I contacted Sandra Gowan of Prairie Gems Hops quite some time ago with a variety of questions about her hop growing operation. She was quick to respond to my numerous questions with great answers, but I sat on the article for quite some time struggling with how to best present it. As can be imagined then, this article was some time in coming. Thus, I would like to apologize to Ms. Gowan for my tardiness.
I left the interview questions as I typed them and simply cut and pasted the answers that were given in the appropriate areas. Any errors are mine alone and should reflect on me.
With the growing trend towards local consumption I think that this article is timely and of particular interest to many brewers. Please note above the website for Ms. Gowan’s hop operation and visit it when you have a chance.

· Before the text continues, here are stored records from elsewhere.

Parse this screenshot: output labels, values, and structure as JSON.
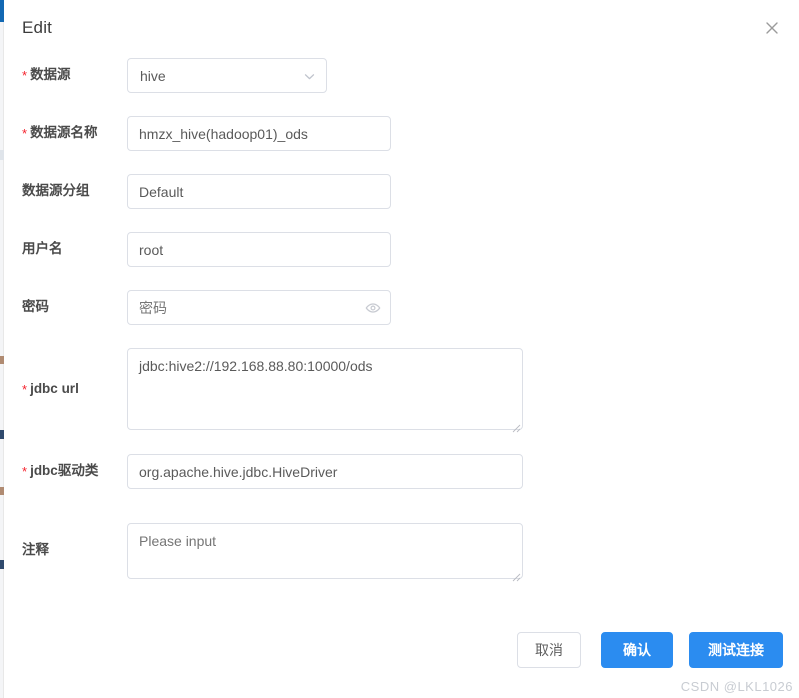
{
  "dialog": {
    "title": "Edit",
    "close_icon": "close-icon"
  },
  "form": {
    "fields": [
      {
        "label": "数据源",
        "required": true,
        "type": "select",
        "value": "hive",
        "icon": "chevron-down-icon"
      },
      {
        "label": "数据源名称",
        "required": true,
        "type": "input",
        "value": "hmzx_hive(hadoop01)_ods",
        "placeholder": ""
      },
      {
        "label": "数据源分组",
        "required": false,
        "type": "input",
        "value": "Default",
        "placeholder": ""
      },
      {
        "label": "用户名",
        "required": false,
        "type": "input",
        "value": "root",
        "placeholder": ""
      },
      {
        "label": "密码",
        "required": false,
        "type": "password",
        "value": "",
        "placeholder": "密码",
        "icon": "eye-icon"
      },
      {
        "label": "jdbc url",
        "required": true,
        "type": "textarea",
        "value": "jdbc:hive2://192.168.88.80:10000/ods",
        "placeholder": ""
      },
      {
        "label": "jdbc驱动类",
        "required": true,
        "type": "input",
        "value": "org.apache.hive.jdbc.HiveDriver",
        "placeholder": ""
      },
      {
        "label": "注释",
        "required": false,
        "type": "textarea",
        "value": "",
        "placeholder": "Please input"
      }
    ]
  },
  "footer": {
    "cancel_label": "取消",
    "confirm_label": "确认",
    "test_label": "测试连接"
  },
  "watermark": {
    "text": "CSDN @LKL1026"
  },
  "colors": {
    "primary": "#2b8cf0",
    "required_star": "#f5222d",
    "border": "#dcdfe6",
    "text": "#4a4a4a",
    "placeholder": "#c3c6cd",
    "watermark": "#c8ccd2"
  }
}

With all this now said, have a read.
What are your yields like?
In terms of yields you can expect anywhere between one or two pounds of dried hops depending on the variety per plant on a mature plant. I have a mixture of different aged plants so I couldn’t really say what my yield per mature plant might be. Some spring/summer weather conditions will favour one variety over the other so yields will fluctuate.
Do you have the chemical composition done on your harvests?
I have my harvested hops tested each year for alpha acids, beta acids and co-humulone. The lab in Montana uses an HPLC method. One year I had some questions with a variety so Barth-Haas in Yakima, Washington tested some samples as well. They were impressed with the values that the Montana lab had obtained so I trust their results. My test results are all within the normal ranges for the varieties that I grow. If they were not within these ranges I would suspect a quality issue and probably would not be able to sell that variety. Using these test results helped me to confirm that a supplier had sold me the wrong variety a few years back. These results are as important to me as they are to the brewer that uses my hops.
How big is your operation now?
We started out in 2009 with three varieties, five plants of each. Since then we have expanded to 18 different varieties and a total of about 225 plants or 1/4 acre.
Do you give tours?
Yes! We give tours. We welcome anyone that wants to come and see our operation. I love to talk hops with anyone that will listen. (My family is getting kind of tired of me talking hops to them all the time!) I have also given presentations at meetings about growing hops.
What varieties have you got now?
Currently, we are growing 18 varieties. They are Brewer’s Gold, Cascade, Centennial, Challenger, Chinook, Crystal, Fuggle, Galena, Golding, Hallertau, Magnum, Mount Hood, Northern Brewer, Nugget, Saaz, Sterling, Tettnanger and Willamette.
Are you able to get many of the newer varietals?
I have tried to obtain rhizomes to grow Citra, Galaxy, Amarillo etc but all of these varieties are proprietary. It will probably be years before they are released to the general public.
Do you brew at all?
I do not brew at all! I do like beer, especially when it is made well. My favorite style of beer is an IPA (support a hop grower, drink an IPA).
What clients do you have?
My clients to date have been home brewers, brewing supply stores (Grape & Grain and Hop & Vine) and Fort Garry Brewing. Last year I also had requests from Half Pints and the ‘anticipated’ Portage Avenue Brew Works but my harvest was all spoken for. I also sell hop rhizomes. They have been sold right across Canada.
What else do you grow?
I love to grow things and I love the challenge of growing new things. For years I have grown most of my own flowers and vegetables. My small business was created so I could grow custom plants for friends and family. I have grown edible flowers and sold them to some restaurants for years.
Why grow hops?
I decided to grow hops because they are not typically grown here. I love to try new plants. Hops are amazing. They can grow almost a foot a day during their prime growing period so they are fun to watch. I like the fact that they are a perennial so they come back every year.
As you can see, things are looking up for brewers in Manitoba looking to use more local products in their beer.
I would like to thank Ms. Gowan for her participation in this interview, and encourage others to give her products a try.